From ce0aa6bc4301c60a1a84ff1ba7e17a24bf390211 Mon Sep 17 00:00:00 2001
From: Dylan De Faoite <dylanseandefaoite@gmail.com>
Date: Tue, 24 Feb 2026 15:28:30 +0000
Subject: [PATCH] feat(nlp): remove surprise & neutral emotions from NLP
 processing

These emotions often dominate due to the writing style of online users and don't provide an accurate picture of the sentiment.
---
 server/analysis/emotional.py |  7 +------
 server/analysis/nlp.py       | 31 +++++++++++++++++++++++++++++++
 2 files changed, 32 insertions(+), 6 deletions(-)

diff --git a/server/analysis/emotional.py b/server/analysis/emotional.py
index c311944..10e897d 100644
--- a/server/analysis/emotional.py
+++ b/server/analysis/emotional.py
@@ -5,14 +5,9 @@ class EmotionalAnalysis:
         self.df = df
 
     def avg_emotion_by_topic(self) -> dict:
-        emotion_exclusions = [
-            "emotion_neutral",
-            "emotion_surprise"
-        ]
-
         emotion_cols = [
             col for col in self.df.columns
-            if col.startswith("emotion_") and col not in emotion_exclusions
+            if col.startswith("emotion_")
         ]
 
         counts = (
diff --git a/server/analysis/nlp.py b/server/analysis/nlp.py
index c3fcf89..4459851 100644
--- a/server/analysis/nlp.py
+++ b/server/analysis/nlp.py
@@ -200,6 +200,35 @@ class NLP:
             if column.startswith("emotion_") and column not in emotion_df.columns:
                 self.df[column] = 0.0
 
+        # drop neutral and surprise columns from df and normalize others to sum to 1
+        drop_cols = ["emotion_neutral", "emotion_surprise"]
+
+        existing_drop = [c for c in drop_cols if c in self.df.columns]

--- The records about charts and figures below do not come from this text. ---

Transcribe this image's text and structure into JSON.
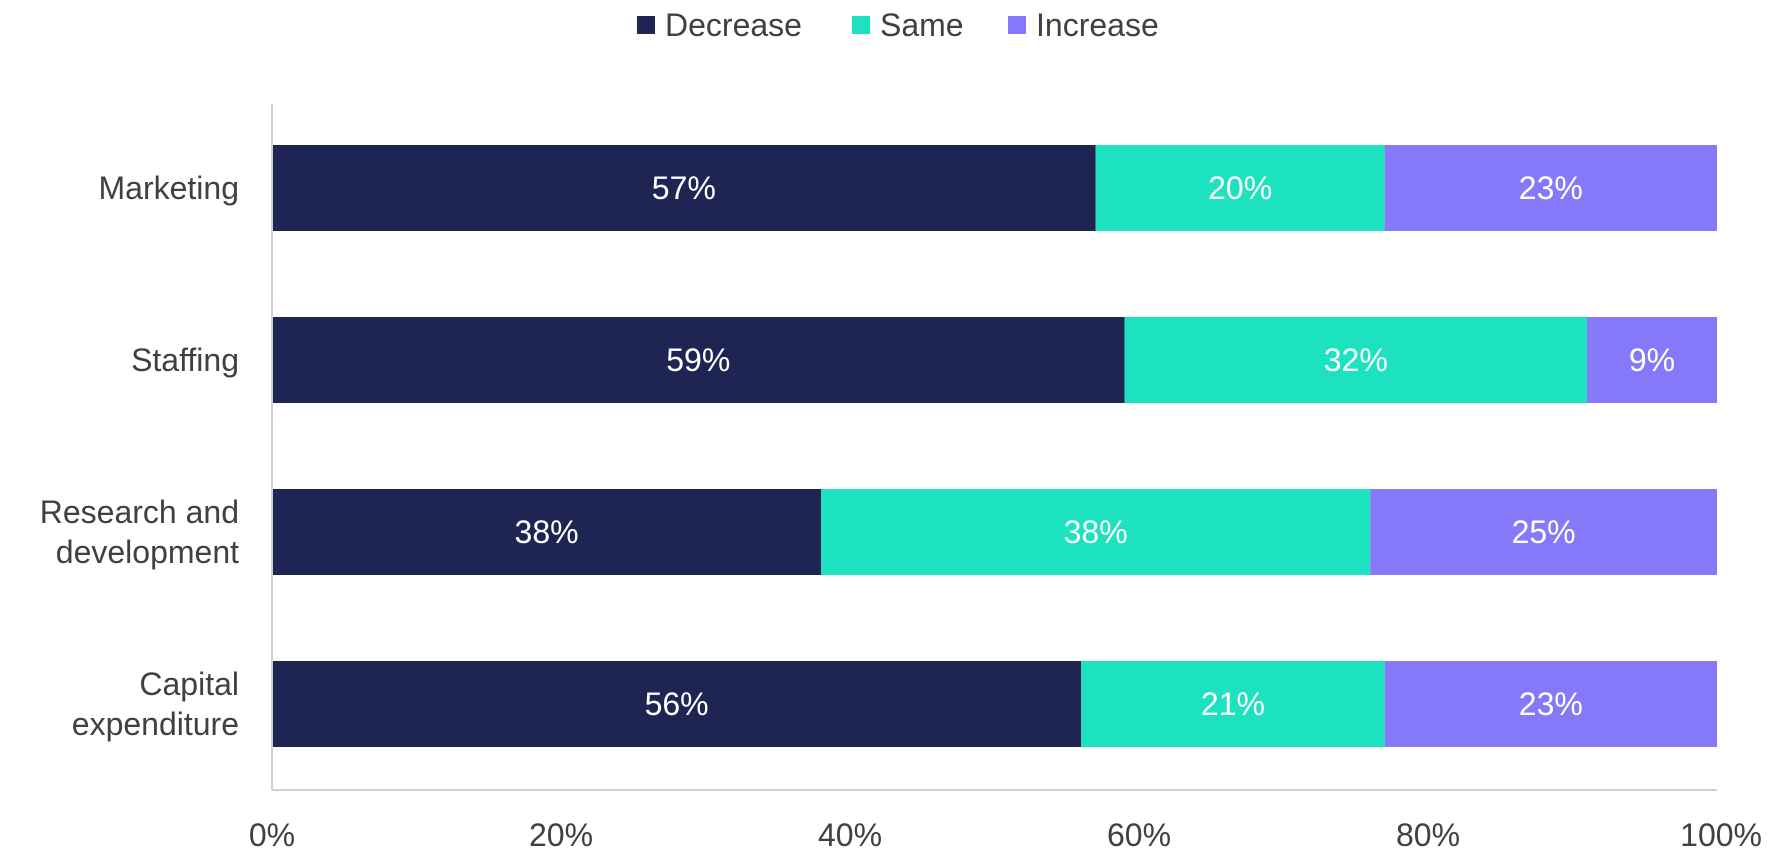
{
  "chart_data": {
    "type": "bar",
    "orientation": "horizontal",
    "stacked": true,
    "categories": [
      "Marketing",
      "Staffing",
      "Research and development",
      "Capital expenditure"
    ],
    "category_lines": [
      [
        "Marketing"
      ],
      [
        "Staffing"
      ],
      [
        "Research and",
        "development"
      ],
      [
        "Capital",
        "expenditure"
      ]
    ],
    "series": [
      {
        "name": "Decrease",
        "color": "#1f2552",
        "values": [
          57,
          59,
          38,
          56
        ],
        "labels": [
          "57%",
          "59%",
          "38%",
          "56%"
        ]
      },
      {
        "name": "Same",
        "color": "#1de2c0",
        "values": [
          20,
          32,
          38,
          21
        ],
        "labels": [
          "20%",
          "32%",
          "38%",
          "21%"
        ]
      },
      {
        "name": "Increase",
        "color": "#8679f9",
        "values": [
          23,
          9,
          25,
          23
        ],
        "labels": [
          "23%",
          "9%",
          "25%",
          "23%"
        ]
      }
    ],
    "xlim": [
      0,
      100
    ],
    "xticks": [
      0,
      20,
      40,
      60,
      80,
      100
    ],
    "xtick_labels": [
      "0%",
      "20%",
      "40%",
      "60%",
      "80%",
      "100%"
    ],
    "legend_position": "top-center",
    "grid": false,
    "title": "",
    "xlabel": "",
    "ylabel": ""
  }
}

+        self.df.drop(columns=existing_drop, inplace=True)
+
+        remaining_emotion_cols = [
+            c for c in self.df.columns
+            if c.startswith("emotion_")
+        ]
+
+        if remaining_emotion_cols:
+            emotion_matrix = (
+                self.df[remaining_emotion_cols]
+                .apply(pd.to_numeric, errors="coerce")
+                .fillna(0.0)
+            )
+
+            row_sums = emotion_matrix.sum(axis=1)
+
+            # Avoid division by zero
+            row_sums = row_sums.replace(0, 1.0)
+
+            normalized = emotion_matrix.div(row_sums, axis=0)
+
+            self.df[remaining_emotion_cols] = normalized.values
+
+        
+
     def add_topic_col(self, confidence_threshold: float = 0.3) -> None:
         titles = self.df[self.title_col].fillna("").astype(str)
         contents = self.df[self.content_col].fillna("").astype(str)
@@ -276,3 +305,5 @@ class NLP:
             self.df[col_name] = [
                 d.get(label, 0) for d in entity_count_dicts
             ]
+
+